C# assemblies are analogous to C/C++/D libs.
you can't create a standalone executable in D just by parsing the D
source files (for all the imports) if you need to link in external
libs.
you need to at least specify the lib name if it's on the linker's
search path or provide the full path otherwise.
pagma(lib, ...); //?

that's a compiler directive. nothing prevents a C# compiler to
implement this. In general though this is a bad idea. why would you
want to embed such outside data inside your code?

Because it's needed to build the code

info needed for building your task should not be part of the code.

IMO it should. Ideally it should be available in the code in a form tools can read. At a minimum, it should be in the comment header. The only other choice is placing it outside your code and we have already covered why I think that is a bad idea.

what if I want to rename the lib,

So you rename the lib and whatever references to it (inside the code or outside) end up needing to be update. Regardless, you will need to update something by hand or have a tool do it for you. I see nothing harder about updateing it in the code than outside the code.

do I have to recompile everything?

Nope. pragma(lib, ...) just passes a static lib to the linker and doesn't have any effect at runtime. (if you are dealing with .dll/.so libraries then you link in a export .lib with a pragma or load them manually and don't even worry about it at all)

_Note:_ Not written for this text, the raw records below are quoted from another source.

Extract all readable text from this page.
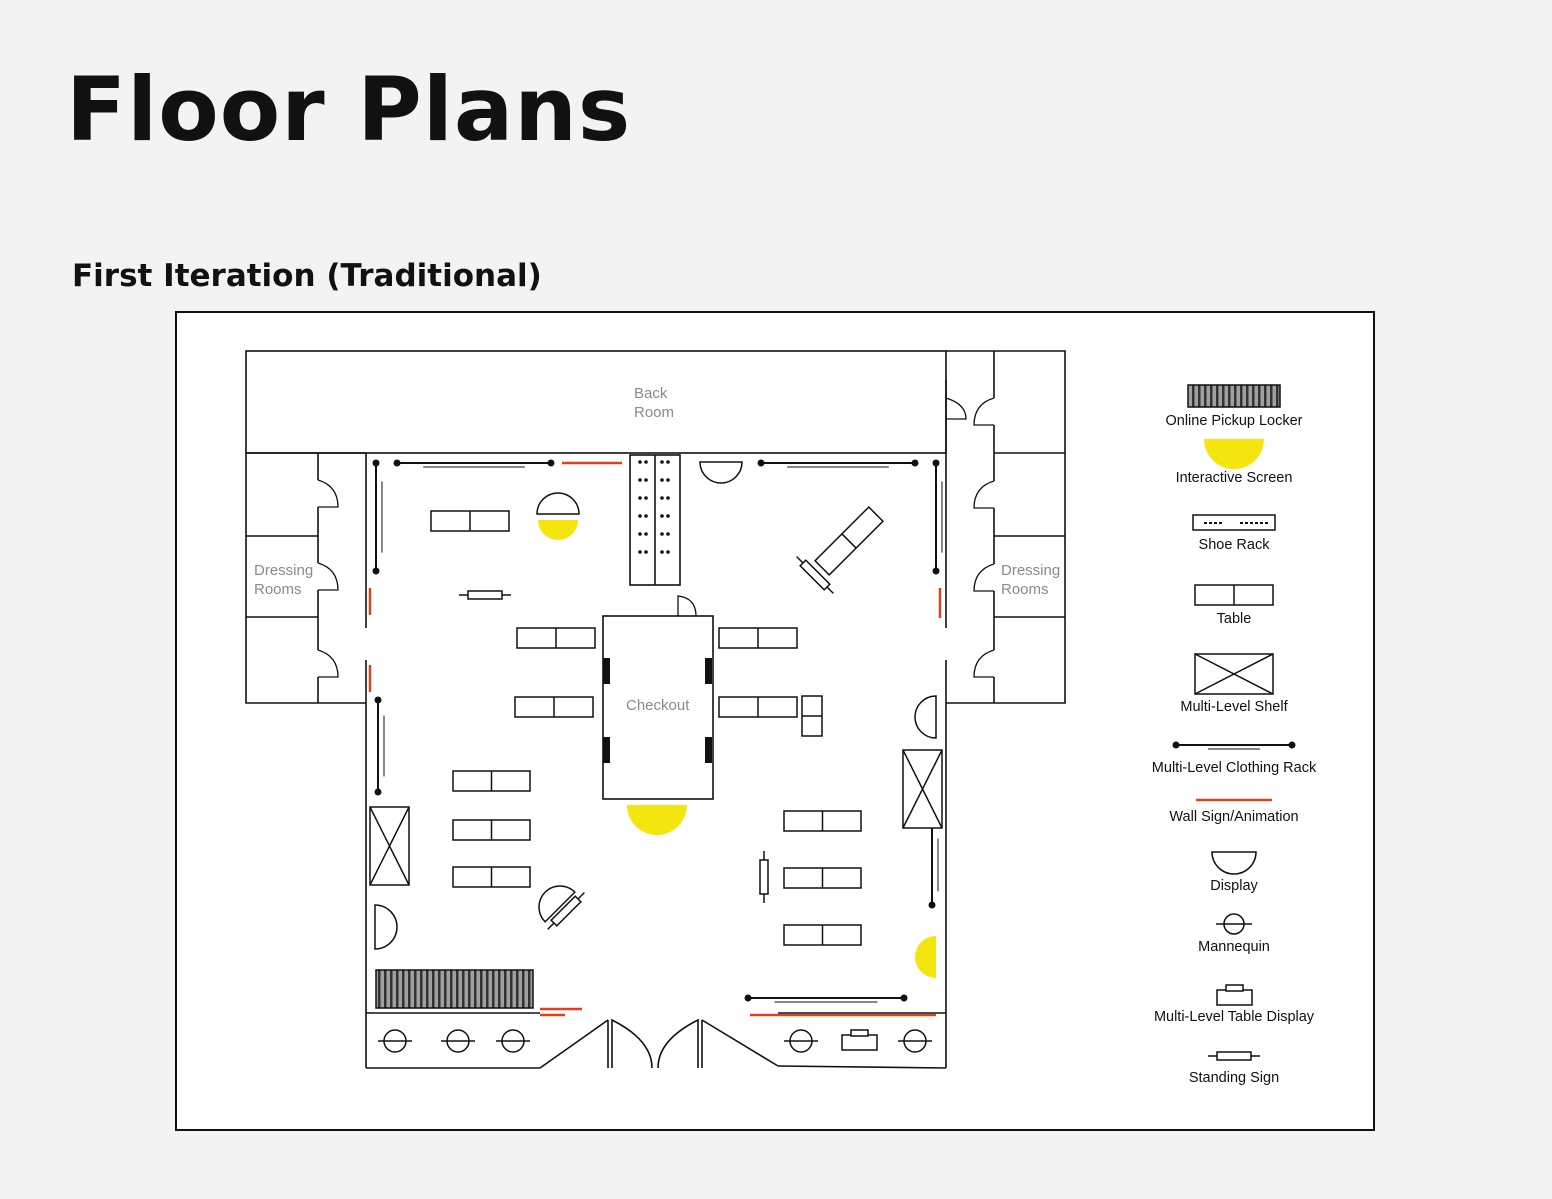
Floor Plans
First Iteration (Traditional)
Back
Room
Dressing
Rooms
Dressing
Rooms
Checkout
Online Pickup Locker
Interactive Screen
Shoe Rack
Table
Multi-Level Shelf
Multi-Level Clothing Rack
Wall Sign/Animation
Display
Mannequin
Multi-Level Table Display
Standing Sign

what if I don't have the source?

It's pointing at a static library so source doesn't matter. If you are working from source then you don't need the pragma and what matters is DMD's import path (if it is an unrelated code tree in which cases the path can be developer specific and needs to be set up per system).

what if I want to change the version?

In that case you change the pragma. (again assuming static libs and the same side note for dynamic libs)

what if I want to switch a vendor for this lib?

I have never heard of this being possible without major changes in the calling code so it don't matter.



What I was trying to say is that you're hardcoding the lib name and version inside the code. I see two problems with this: if the pragma is in my code than I need to re-compile my code if I want to edit the pragma (rename lib, change version, change vendor, etc...) if the pragma is in some 3rd party component which I don't have the source for than I can't change the pragma.
either way, it conflicts with my work-flow and goals.

I do not wish to recompile a 1.5GB standalone executable if I just changed a minor version of a lib.

IIRC, the math lib in C/C++ comes in three flavors so you can choose your trade-off (speed or accuracy) and the only thing you need to do is just link the flavor you want in your executable.

you seem keen on combining the build process with compilation which is in my experience a very bad thing. it may simplify your life for your small projects but as I was telling you before it's a pain in the neck for the scale of projects I work on. I don't get why you refuse to see that.
what you suggest is _not_ a good solution for me.